Despite an increasing number of contemporary floors being constructed according to present vibration serviceability design guidelines, many of them do not provide satisfactory vibration performance. This is due to limitations in current guidelines for evaluating vibration performance, which consider a single pedestrian modeled as a stationary deterministic load and do not take into account the effect of varying walking paths on the floor’s dynamic response. Furthermore, the assessment of floor vibration performance based on a single pedestrian’s walking load scenario is not representative of the real-world situation, where floors are often subjected to simultaneous multi-pedestrian walking loads. Additionally, since the force of pedestrian walking is stochastic in nature, the deterministic approaches used by these guidelines can lead to unreliable estimates of vibration response. Although several studies aim to improve design tools for floor vibration serviceability, there are still gaps that need to be addressed to enhance the accuracy of these models and design tools without compromising the reliability of the results.
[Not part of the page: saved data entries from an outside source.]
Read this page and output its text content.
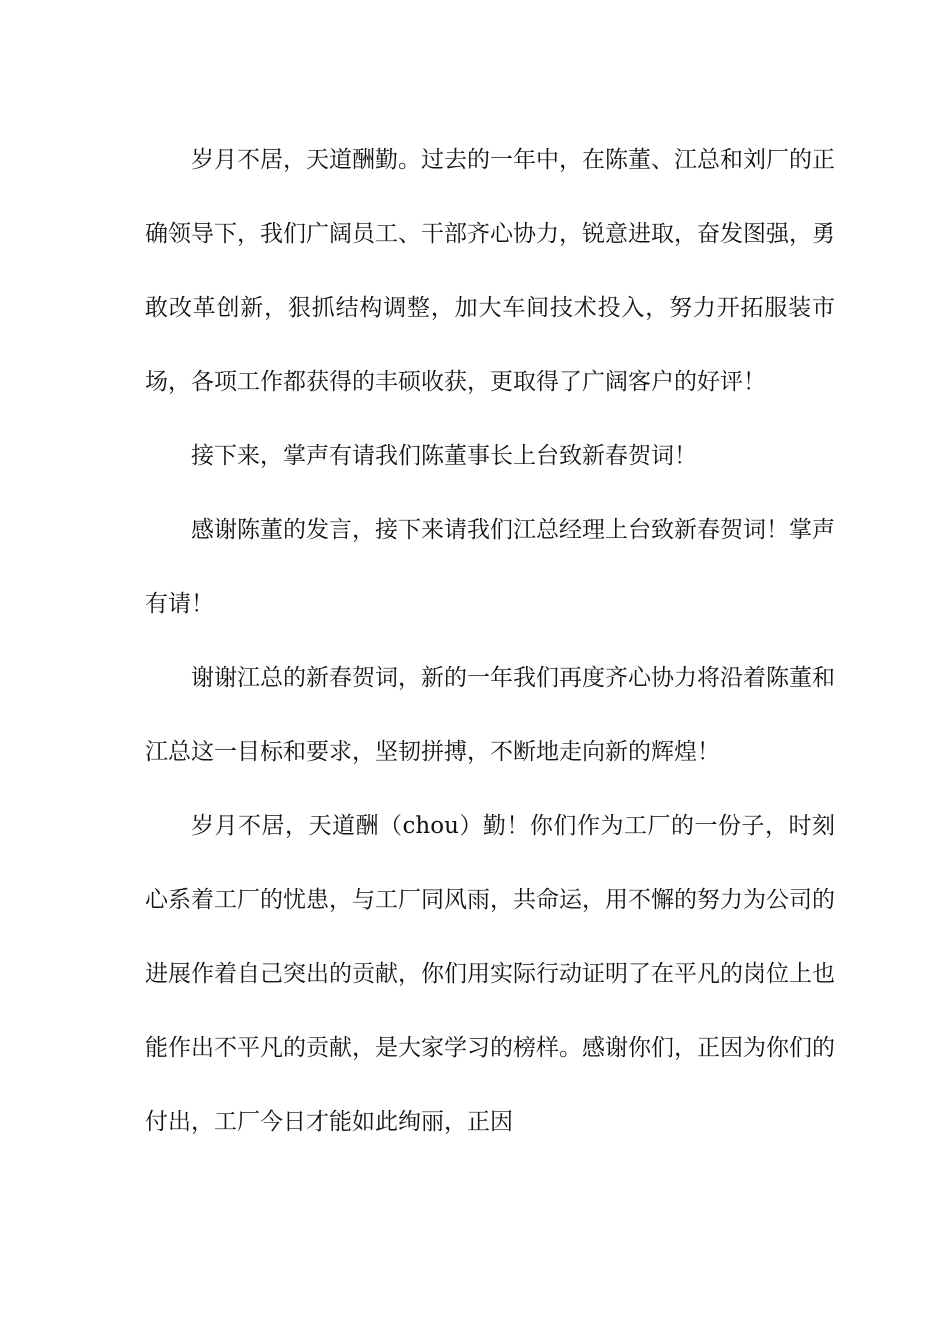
岁月不居，天道酬勤。过去的一年中，在陈董、江总和刘厂的正确领导下，我们广阔员工、干部齐心协力，锐意进取，奋发图强，勇敢改革创新，狠抓结构调整，加大车间技术投入，努力开拓服装市场，各项工作都获得的丰硕收获，更取得了广阔客户的好评！

接下来，掌声有请我们陈董事长上台致新春贺词！

感谢陈董的发言，接下来请我们江总经理上台致新春贺词！掌声有请！

谢谢江总的新春贺词，新的一年我们再度齐心协力将沿着陈董和江总这一目标和要求，坚韧拼搏，不断地走向新的辉煌！

岁月不居，天道酬（chou）勤！你们作为工厂的一份子，时刻心系着工厂的忧患，与工厂同风雨，共命运，用不懈的努力为公司的进展作着自己突出的贡献，你们用实际行动证明了在平凡的岗位上也能作出不平凡的贡献，是大家学习的榜样。感谢你们，正因为你们的付出，工厂今日才能如此绚丽，正因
This thesis explores the dynamic response of floors under pedestrian walking loads. The research includes deterministic and probabilistic approaches to investigate the dynamic response of floors under single and multiple pedestrian walking loads, including the variability of walking paths and loads. The study addresses the deficiencies of current design guidelines and proposes new analytical methods to accurately evaluate the vibration serviceability of floors. The proposed analytical methods are applied to real floor structures to demonstrate their reliability and effectiveness.